Die Gütergemeinschaft der BruderhofgemeindenWir teilen nicht unsere Zahnbürsten

Die Bruderhofgemeinden leben nach dem Vorbild der Jerusalemer Urgemeinde. Das bedeutet neben der gemeinschaftlichen Christusnachfolge auch, seinen Besitz zu teilen und seine Arbeitskraft in den Dienst der Gemeinschaft zu stellen.

Bruderhof-Gemeinde
© Thurman Photography

Rosen- und Grünkohl oder Rote Bete: Auf dem großen Feld im niederösterreichischen Unternalb wächst gerade das Wintergemüse. Auf einigen der Anbauflächen stehen Folienhäuser. Ein paar Hühner, deren Stall ebenfalls auf dem Gelände seinen Platz hat, haben es geschafft, aus der Umzäunung zu schlüpfen, und sie laufen frei über das Feld. In ein paar Wochen werden einige von ihnen als Suppenhühner enden. Über mehrere Hektar erstreckt sich das Feld, das von weiteren landwirtschaftlich genutzten Flächen umgeben ist. Die Anbaufläche gehört dem Gutshof – und dieser wiederum wird von einer Bruderhofgemeinde betrieben. Unter dem Markennamen „Gutes vom Gutshof“ bauen die Mitglieder dieser neutäuferischen Bewegung regionales und saisonales Gemüse an, verkaufen es auf dem Markt oder als sogenanntes Gemüsekistel im Abo. Damit bestreiten sie ihren Lebensunterhalt.

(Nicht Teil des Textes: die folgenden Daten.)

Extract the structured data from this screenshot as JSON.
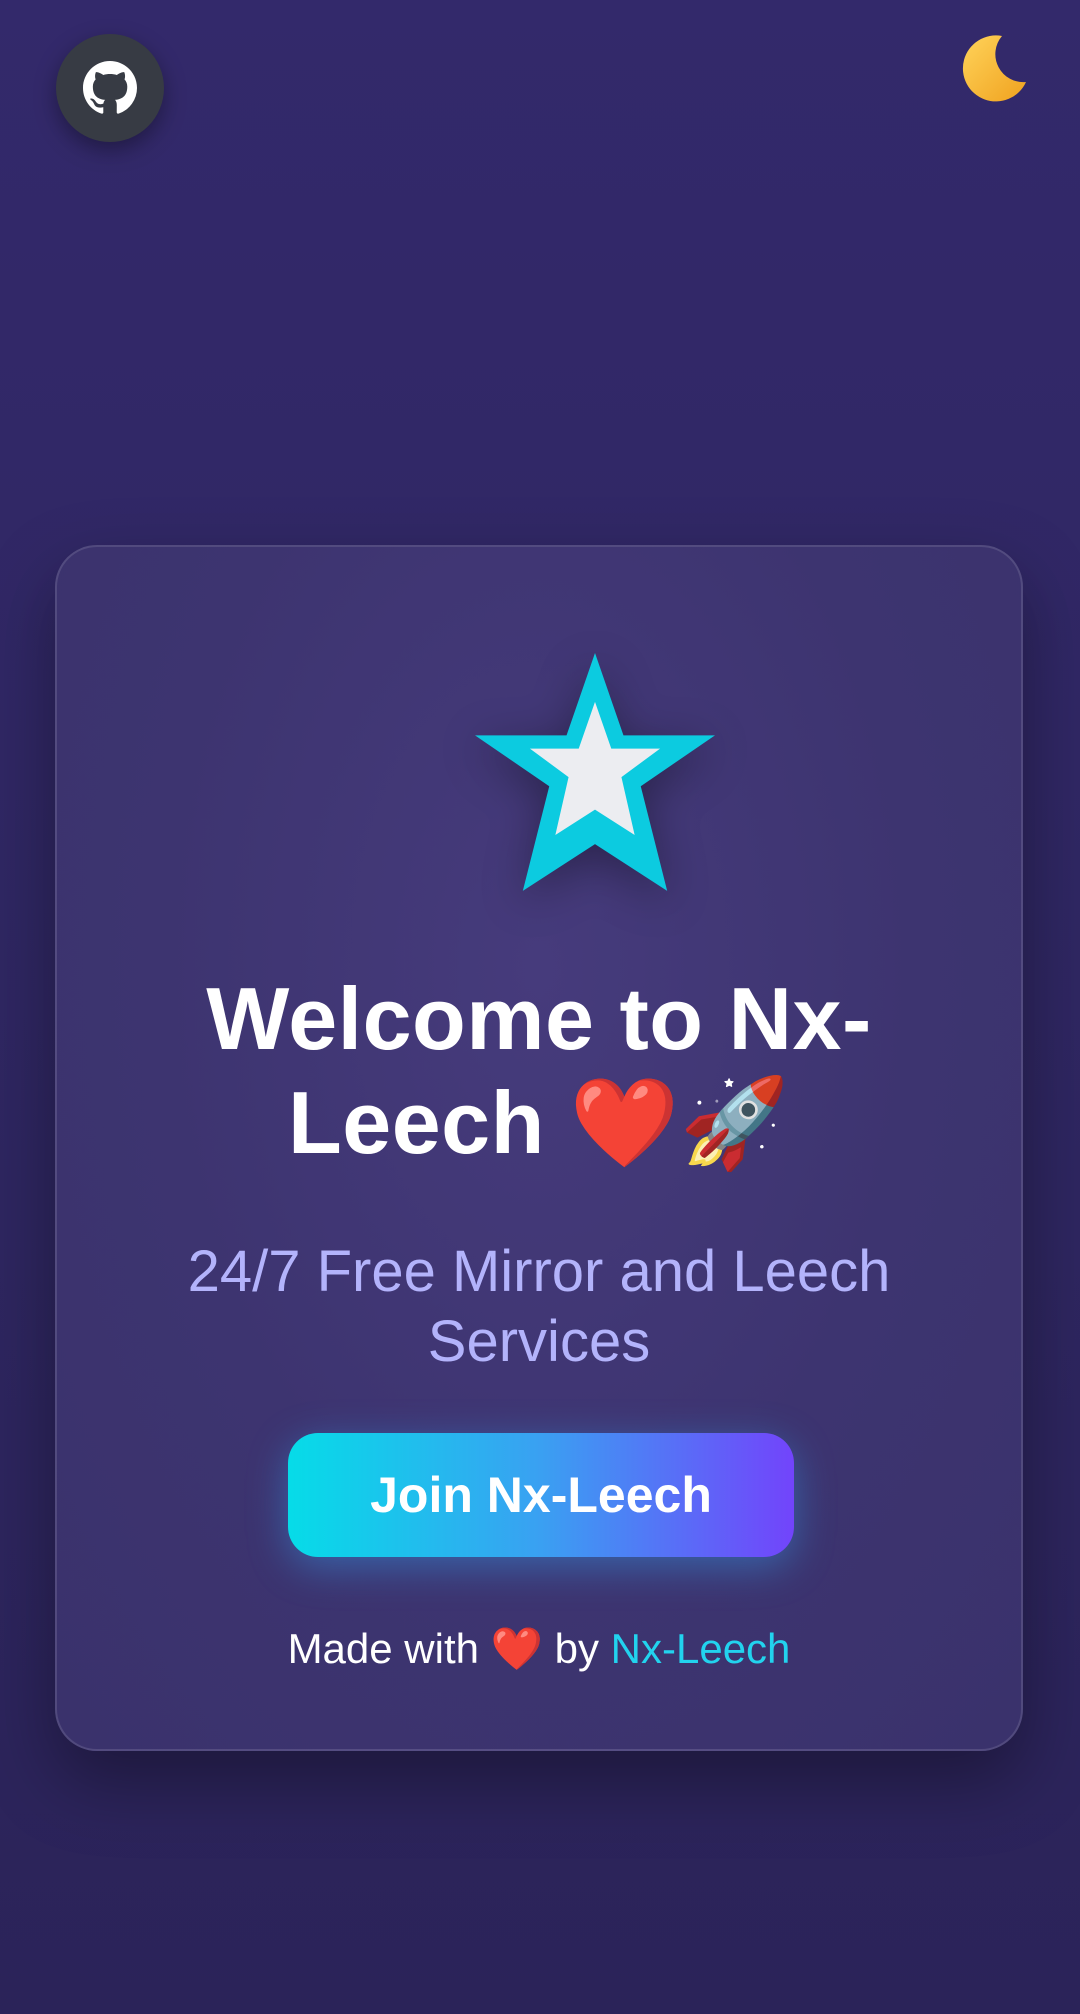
{
  "header": {
    "github_icon": "github-icon",
    "theme_toggle_icon": "moon-icon"
  },
  "card": {
    "logo_icon": "star-icon",
    "title": "Welcome to Nx-Leech ❤️🚀",
    "subtitle": "24/7 Free Mirror and Leech Services",
    "join_button_label": "Join Nx-Leech",
    "footer": {
      "made_with": "Made with",
      "heart": "❤️",
      "by": "by",
      "link_text": "Nx-Leech"
    }
  },
  "colors": {
    "background": "#33296b",
    "card": "#3e3572",
    "accent_cyan": "#06dce8",
    "accent_purple": "#7244fb",
    "subtitle": "#b3b3fb",
    "link": "#22d3ee",
    "moon": "#f5b72e"
  }
}
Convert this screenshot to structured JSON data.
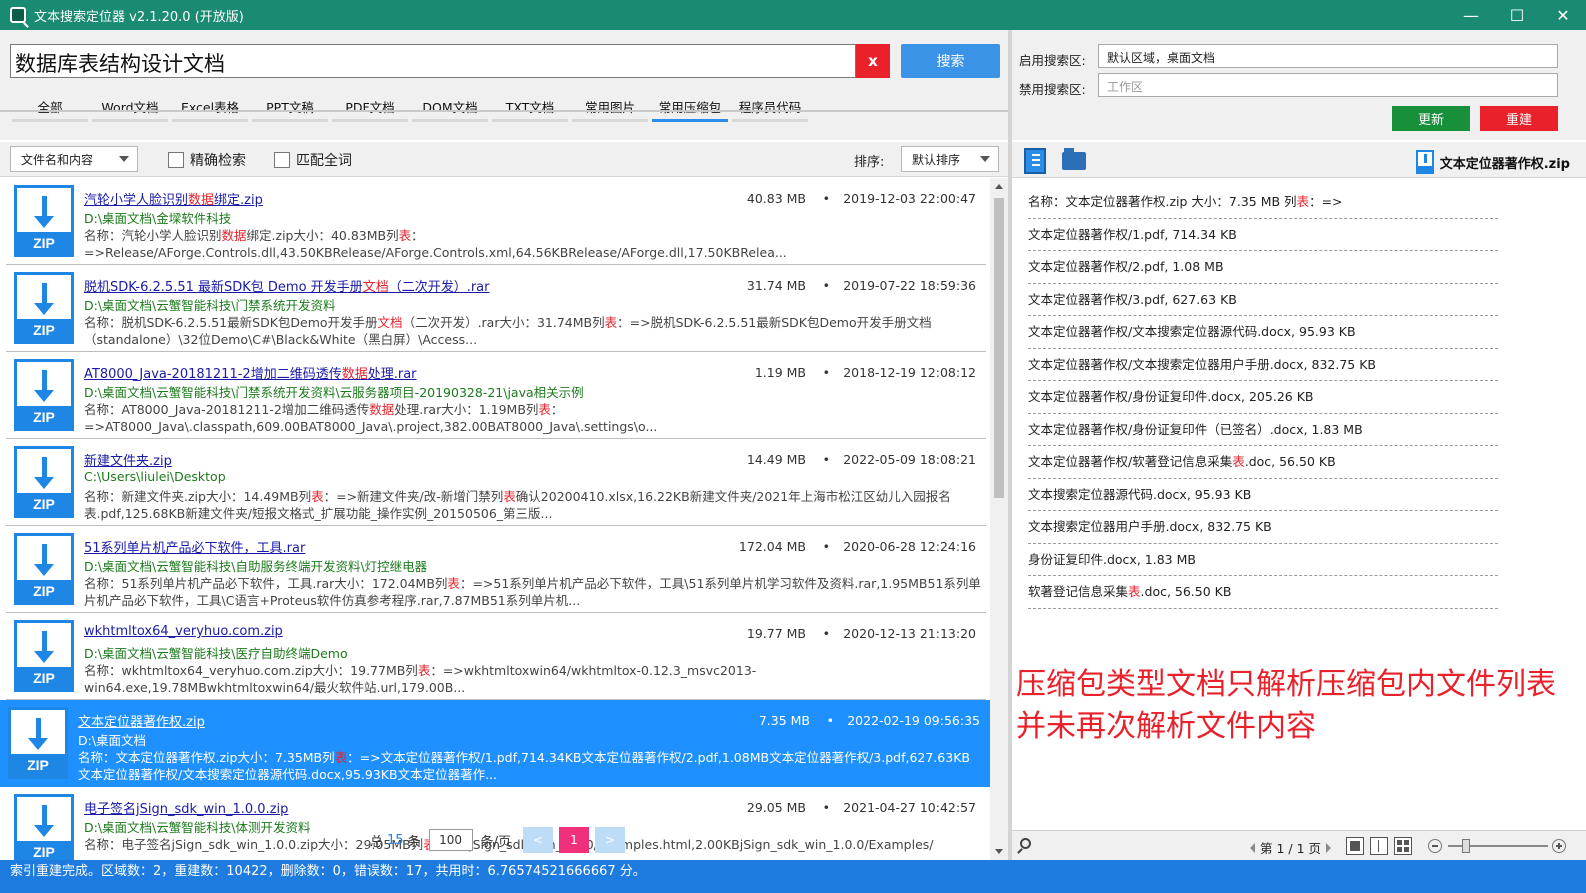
{
  "window": {
    "title": "文本搜索定位器 v2.1.20.0 (开放版)",
    "minimize": "—",
    "maximize": "☐",
    "close": "✕"
  },
  "search": {
    "query": "数据库表结构设计文档",
    "clear_label": "x",
    "button_label": "搜索"
  },
  "tabs": [
    {
      "label": "全部",
      "active": false
    },
    {
      "label": "Word文档",
      "active": false
    },
    {
      "label": "Excel表格",
      "active": false
    },
    {
      "label": "PPT文稿",
      "active": false
    },
    {
      "label": "PDF文档",
      "active": false
    },
    {
      "label": "DOM文档",
      "active": false
    },
    {
      "label": "TXT文档",
      "active": false
    },
    {
      "label": "常用图片",
      "active": false
    },
    {
      "label": "常用压缩包",
      "active": true
    },
    {
      "label": "程序员代码",
      "active": false
    }
  ],
  "filters": {
    "scope_select": "文件名和内容",
    "exact_label": "精确检索",
    "whole_word_label": "匹配全词",
    "sort_label": "排序:",
    "sort_select": "默认排序"
  },
  "results": [
    {
      "name": [
        "汽轮小学人脸识别",
        "数据",
        "绑定.zip"
      ],
      "path": "D:\\桌面文档\\金墚软件科技",
      "summary": [
        "名称：汽轮小学人脸识别",
        "数据",
        "绑定.zip大小：40.83MB列",
        "表",
        "：=>Release/AForge.Controls.dll,43.50KBRelease/AForge.Controls.xml,64.56KBRelease/AForge.dll,17.50KBRelea..."
      ],
      "size": "40.83 MB",
      "date": "2019-12-03 22:00:47",
      "selected": false
    },
    {
      "name": [
        "脱机SDK-6.2.5.51 最新SDK包 Demo 开发手册",
        "文档",
        "（二次开发）.rar"
      ],
      "path": "D:\\桌面文档\\云蟹智能科技\\门禁系统开发资料",
      "summary": [
        "名称：脱机SDK-6.2.5.51最新SDK包Demo开发手册",
        "文档",
        "（二次开发）.rar大小：31.74MB列",
        "表",
        "：=>脱机SDK-6.2.5.51最新SDK包Demo开发手册文档（standalone）\\32位Demo\\C#\\Black&White（黑白屏）\\Access..."
      ],
      "size": "31.74 MB",
      "date": "2019-07-22 18:59:36",
      "selected": false
    },
    {
      "name": [
        "AT8000_Java-20181211-2增加二维码透传",
        "数据",
        "处理.rar"
      ],
      "path": "D:\\桌面文档\\云蟹智能科技\\门禁系统开发资料\\云服务器项目-20190328-21\\java相关示例",
      "summary": [
        "名称：AT8000_Java-20181211-2增加二维码透传",
        "数据",
        "处理.rar大小：1.19MB列",
        "表",
        "：=>AT8000_Java\\.classpath,609.00BAT8000_Java\\.project,382.00BAT8000_Java\\.settings\\o..."
      ],
      "size": "1.19 MB",
      "date": "2018-12-19 12:08:12",
      "selected": false
    },
    {
      "name": [
        "新建文件夹.zip",
        "",
        ""
      ],
      "path": "C:\\Users\\liulei\\Desktop",
      "summary": [
        "名称：新建文件夹.zip大小：14.49MB列",
        "表",
        "：=>新建文件夹/改-新增门禁列",
        "表",
        "确认20200410.xlsx,16.22KB新建文件夹/2021年上海市松江区幼儿入园报名表.pdf,125.68KB新建文件夹/短报文格式_扩展功能_操作实例_20150506_第三版..."
      ],
      "size": "14.49 MB",
      "date": "2022-05-09 18:08:21",
      "selected": false
    },
    {
      "name": [
        "51系列单片机产品必下软件，工具.rar",
        "",
        ""
      ],
      "path": "D:\\桌面文档\\云蟹智能科技\\自助服务终端开发资料\\灯控继电器",
      "summary": [
        "名称：51系列单片机产品必下软件，工具.rar大小：172.04MB列",
        "表",
        "：=>51系列单片机产品必下软件，工具\\51系列单片机学习软件及资料.rar,1.95MB51系列单片机产品必下软件，工具\\C语言+Proteus软件仿真参考程序.rar,7.87MB51系列单片机...",
        "",
        ""
      ],
      "size": "172.04 MB",
      "date": "2020-06-28 12:24:16",
      "selected": false
    },
    {
      "name": [
        "wkhtmltox64_veryhuo.com.zip",
        "",
        ""
      ],
      "path": "D:\\桌面文档\\云蟹智能科技\\医疗自助终端Demo",
      "summary": [
        "名称：wkhtmltox64_veryhuo.com.zip大小：19.77MB列",
        "表",
        "：=>wkhtmltoxwin64/wkhtmltox-0.12.3_msvc2013-win64.exe,19.78MBwkhtmltoxwin64/最火软件站.url,179.00B...",
        "",
        ""
      ],
      "size": "19.77 MB",
      "date": "2020-12-13 21:13:20",
      "selected": false
    },
    {
      "name": [
        "文本定位器著作权.zip",
        "",
        ""
      ],
      "path": "D:\\桌面文档",
      "summary": [
        "名称：文本定位器著作权.zip大小：7.35MB列",
        "表",
        "：=>文本定位器著作权/1.pdf,714.34KB文本定位器著作权/2.pdf,1.08MB文本定位器著作权/3.pdf,627.63KB文本定位器著作权/文本搜索定位器源代码.docx,95.93KB文本定位器著作...",
        "",
        ""
      ],
      "size": "7.35 MB",
      "date": "2022-02-19 09:56:35",
      "selected": true
    },
    {
      "name": [
        "电子签名jSign_sdk_win_1.0.0.zip",
        "",
        ""
      ],
      "path": "D:\\桌面文档\\云蟹智能科技\\体测开发资料",
      "summary": [
        "名称：电子签名jSign_sdk_win_1.0.0.zip大小：29.05MB列",
        "表",
        "：=>jSign_sdk_win_1.0.0/Examples.html,2.00KBjSign_sdk_win_1.0.0/Examples/",
        "",
        ""
      ],
      "size": "29.05 MB",
      "date": "2021-04-27 10:42:57",
      "selected": false
    }
  ],
  "pager": {
    "total_prefix": "总",
    "total": "15",
    "total_suffix": "条",
    "page_size": "100",
    "page_size_suffix": "条/页",
    "prev": "<",
    "current": "1",
    "next": ">"
  },
  "scope": {
    "enabled_label": "启用搜索区:",
    "enabled_value": "默认区域，桌面文档",
    "disabled_label": "禁用搜索区:",
    "disabled_placeholder": "工作区",
    "update_label": "更新",
    "rebuild_label": "重建"
  },
  "preview": {
    "file_title": "文本定位器著作权.zip",
    "header": [
      "名称：文本定位器著作权.zip   大小：7.35 MB   列",
      "表",
      "：=>"
    ],
    "rows": [
      [
        "文本定位器著作权/1.pdf,   714.34 KB",
        "",
        ""
      ],
      [
        "文本定位器著作权/2.pdf,   1.08 MB",
        "",
        ""
      ],
      [
        "文本定位器著作权/3.pdf,   627.63 KB",
        "",
        ""
      ],
      [
        "文本定位器著作权/文本搜索定位器源代码.docx,   95.93 KB",
        "",
        ""
      ],
      [
        "文本定位器著作权/文本搜索定位器用户手册.docx,   832.75 KB",
        "",
        ""
      ],
      [
        "文本定位器著作权/身份证复印件.docx,   205.26 KB",
        "",
        ""
      ],
      [
        "文本定位器著作权/身份证复印件（已签名）.docx,   1.83 MB",
        "",
        ""
      ],
      [
        "文本定位器著作权/软著登记信息采集",
        "表",
        ".doc,   56.50 KB"
      ],
      [
        "文本搜索定位器源代码.docx,   95.93 KB",
        "",
        ""
      ],
      [
        "文本搜索定位器用户手册.docx,   832.75 KB",
        "",
        ""
      ],
      [
        "身份证复印件.docx,   1.83 MB",
        "",
        ""
      ],
      [
        "软著登记信息采集",
        "表",
        ".doc,   56.50 KB"
      ]
    ],
    "annotation_line1": "压缩包类型文档只解析压缩包内文件列表",
    "annotation_line2": "并未再次解析文件内容",
    "page_info": "第 1 / 1 页"
  },
  "status": "索引重建完成。区域数：2，重建数：10422，删除数：0，错误数：17，共用时：6.76574521666667 分。",
  "colors": {
    "titlebar": "#1a8a73",
    "accent": "#2b8de8",
    "highlight": "#e8212b",
    "selected_row": "#1e90ff",
    "statusbar": "#1e7be0"
  },
  "icons": [
    "app-icon",
    "zip-file-icon",
    "search-icon",
    "locate-icon",
    "open-folder-icon"
  ]
}
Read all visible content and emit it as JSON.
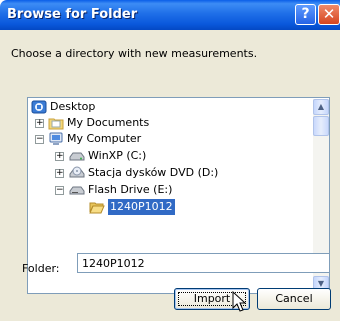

Die Jerusalemer Urgemeinde dient als Vorbild

Bruderhofgemeinden richten ihr Leben am Vorbild der Jerusalemer Urgemeinde aus, wie es die Apostelgeschichte formuliert: „Keiner nannte etwas von dem, was er hatte, sein Eigentum, sondern sie hatten alles gemeinsam“ (Apg 4,33). Konkret bedeutet das: Die Mitglieder übergeben sämtliche Einkünfte und ihr Vermögen an die Gemeinschaft. Dafür erhalten sie das Notwendigste zum Leben, wie Verpflegung, Kleidung und Unterkunft. So steht es in den Grundlagen der Gemeinschaft, deren Gründung auf die Eheleute Eberhard und Emmy Arnold zurückgeht, die 1920 eine erste Bruderhofgemeinschaft in Hessen ins Leben riefen.

Auch ihre Arbeitskraft stellen die Mitglieder in den Dienst der Gemeinschaft. In einer Welt, in der Geld für viele Menschen entscheidend ist und Besitz Status definiert, wirkt das Lebenskonzept der Bruderhofgemeinden wie ein Relikt aus längst vergangener Zeit. Wie kann dieses Ideal in einer materialistisch geprägten und auf Individualisierung setzenden Gesellschaft gelebt werden?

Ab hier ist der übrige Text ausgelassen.